At Canonical it is our mission to make open source software available to people everywhere. We believe the best way to fuel innovation is to give the innovators the technology they need. As a Systems Reliability Engineer (SRE) for the Information Services (IS) team you'll play a key role in driving this mission and helping to define the future of free software.
SREs work closely with development teams to build and maintain the extraordinary infrastructure required to run all of Canonical and Ubuntu’s systems and services. The scope of our responsibility combined with the overall size of our environment means that our SREs face new challenges every day. From developing automated processes for faster, more reliable deployments to building large and scalable cloud environments, every day at Canonical is an opportunity to learn something new and collaborate with some of the most talented technical minds in the industry.
IS supports and maintains all of Canonical’s production services and IS team members use real-life operational experiences to contribute to product improvements. As an SRE you’ll be in a unique position that will allow you to provide critical feedback to developers by writing code, submitting bugs, and working with others within the company to ensure that Canonical products are as good as they can be. You will also be able to develop and submit fixes and enhancements directly.

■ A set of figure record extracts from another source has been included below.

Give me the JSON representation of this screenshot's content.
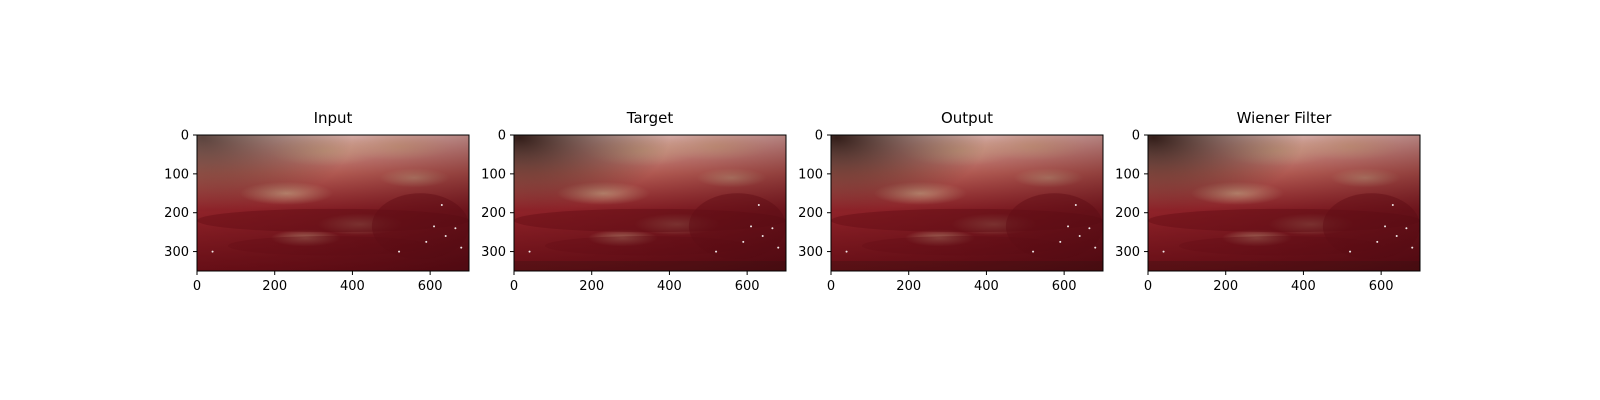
{
  "figure": {
    "panels": [
      {
        "title": "Input",
        "variant": "input"
      },
      {
        "title": "Target",
        "variant": "target"
      },
      {
        "title": "Output",
        "variant": "output"
      },
      {
        "title": "Wiener Filter",
        "variant": "wiener"
      }
    ],
    "image_size": {
      "width": 700,
      "height": 350
    },
    "xticks": [
      0,
      200,
      400,
      600
    ],
    "yticks": [
      0,
      100,
      200,
      300
    ],
    "colors": {
      "tissue_deep": "#6e1018",
      "tissue_mid": "#9e2a30",
      "tissue_light": "#d88070",
      "fat": "#e8c8a0",
      "highlight": "#f6ddd2",
      "shadow": "#2a1410"
    }
  }
}
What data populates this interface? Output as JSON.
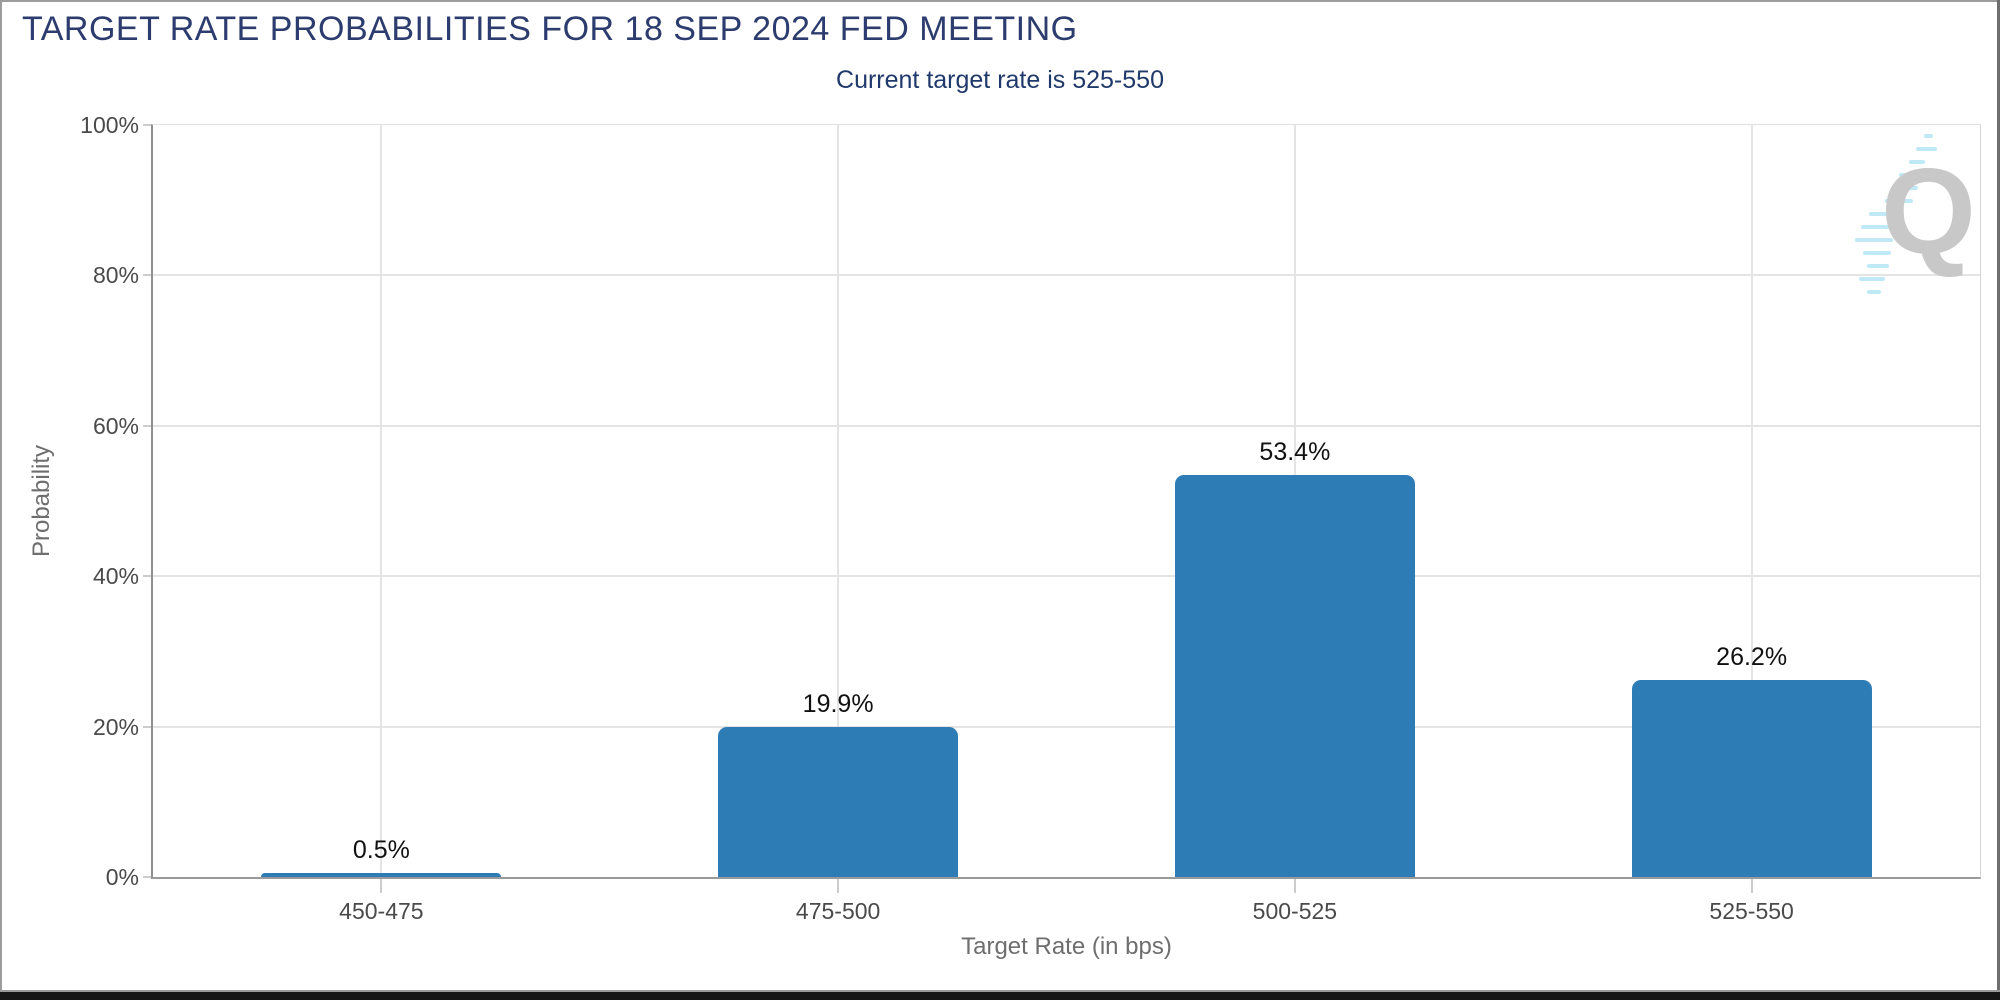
{
  "chart_data": {
    "type": "bar",
    "title": "TARGET RATE PROBABILITIES FOR 18 SEP 2024 FED MEETING",
    "subtitle": "Current target rate is 525-550",
    "categories": [
      "450-475",
      "475-500",
      "500-525",
      "525-550"
    ],
    "values": [
      0.5,
      19.9,
      53.4,
      26.2
    ],
    "value_labels": [
      "0.5%",
      "19.9%",
      "53.4%",
      "26.2%"
    ],
    "xlabel": "Target Rate (in bps)",
    "ylabel": "Probability",
    "ylim": [
      0,
      100
    ],
    "ytick_values": [
      0,
      20,
      40,
      60,
      80,
      100
    ],
    "ytick_labels": [
      "0%",
      "20%",
      "40%",
      "60%",
      "80%",
      "100%"
    ],
    "grid": true,
    "legend": false,
    "bar_color": "#2d7cb5"
  },
  "watermark": {
    "letter": "Q"
  },
  "colors": {
    "bar": "#2d7cb5",
    "title_navy": "#2c3c6e",
    "tick_label": "#4a4a4a",
    "axis_title": "#6e6e6e",
    "gridline": "#e4e4e4",
    "axis_line": "#8f8f8f",
    "value_label": "#111111",
    "logo_q": "#c8c8c8",
    "logo_dash": "#bfe9f7"
  }
}
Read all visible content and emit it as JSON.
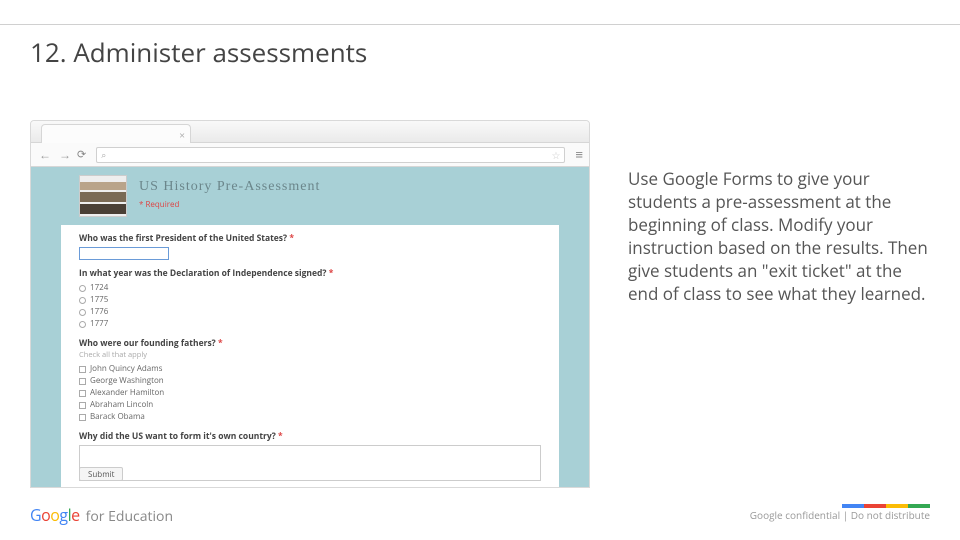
{
  "title": "12. Administer assessments",
  "browser": {
    "tab_close": "×",
    "back": "←",
    "forward": "→",
    "reload": "⟳",
    "search_icon": "⌕",
    "star": "☆",
    "menu": "≡"
  },
  "form": {
    "title": "US History Pre-Assessment",
    "required": "* Required",
    "q1": {
      "label": "Who was the first President of the United States?",
      "ast": "*"
    },
    "q2": {
      "label": "In what year was the Declaration of Independence signed?",
      "ast": "*",
      "options": [
        "1724",
        "1775",
        "1776",
        "1777"
      ]
    },
    "q3": {
      "label": "Who were our founding fathers?",
      "ast": "*",
      "hint": "Check all that apply",
      "options": [
        "John Quincy Adams",
        "George Washington",
        "Alexander Hamilton",
        "Abraham Lincoln",
        "Barack Obama"
      ]
    },
    "q4": {
      "label": "Why did the US want to form it's own country?",
      "ast": "*"
    },
    "submit": "Submit"
  },
  "body_text": "Use Google Forms to give your students a pre-assessment at the beginning of class. Modify your instruction based on the results. Then give students an \"exit ticket\" at the end of class to see what they learned.",
  "footer": {
    "for_education": "for Education",
    "confidential": "Google confidential | Do not distribute"
  },
  "strip_colors": [
    "#4285f4",
    "#ea4335",
    "#fbbc05",
    "#34a853"
  ],
  "banner_bg": "#a8d0d6"
}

KEY RESPONSIBILITIES & ACCOUNTABILITIES
SREs rotate through three roles:
1. Maintaining all core services, networks, and infrastructure (including public and private clouds). The ability to work under pressure and demonstrate sound problem solving skills in a fast-paced and complex environment are key here.
2. Working directly with a variety of development teams within Canonical in a devops role to test, deploy, monitor and maintain services running on our production clouds. This will require an overlap of development and administration skills, as you help write and review code you will then use to deploy and maintain services using Canonical's cloud products.
3. Larger project work, currently focused on large scale cloud deployments and overall process improvements. This role gives SREs the ability to utilize development and architecting skills in a focused manner that is unique to Canonical.
REQUIRED SKILLS & EXPERIENCE
- Prior experience working in a large highly available environment
- Willing to be flexible and adaptable with the ability to learn new things quickly.
- Strong development skills (Python, Go, Ruby, etc.) with experience writing code.
- Heavily focused on automation preferably with experience in building and maintaining self-service tools.
- Authoritative understanding and experience with the administration of infrastructure services such as DNS, DHCP, SSH, Apache/Nginx, HAProxy, Squid/Varnish, PostgreSQL/MySQL etc.
- Practical knowledge of IP networking and routing
- Strong security focus including knowledge of network, operating system and application level practices
- Familiarity with software development and code review practices, including use of DVCS (e.g. git or bzr)
- Experience deploying, administering and maintaining services in a cloud computing environment
- Able to communicate clearly in English, especially using email and IRC
- College degree in a relevant technical field or equivalent experience.
- Self-driven and able to troubleshoot, ask others when appropriate and find answers
- Motivated, organised, and willing and able to work well remotely within a distributed team
- Able to participate in our weekend on call rotation approximately 1 weekend every 18 weeks
DESIRED SKILLS & EXPERIENCE
- Prior experience administering OpenStack
- Familiarity with Juju and MAAS
- Familiarity with Ubuntu or Debian
- Prior experience with configuration management tools (Puppet, Chef, CFEngine, etc.)
- Prior experience maintaining and configuring routers and firewalls (Cisco, iptables)
Canonical is an equal opportunity employer.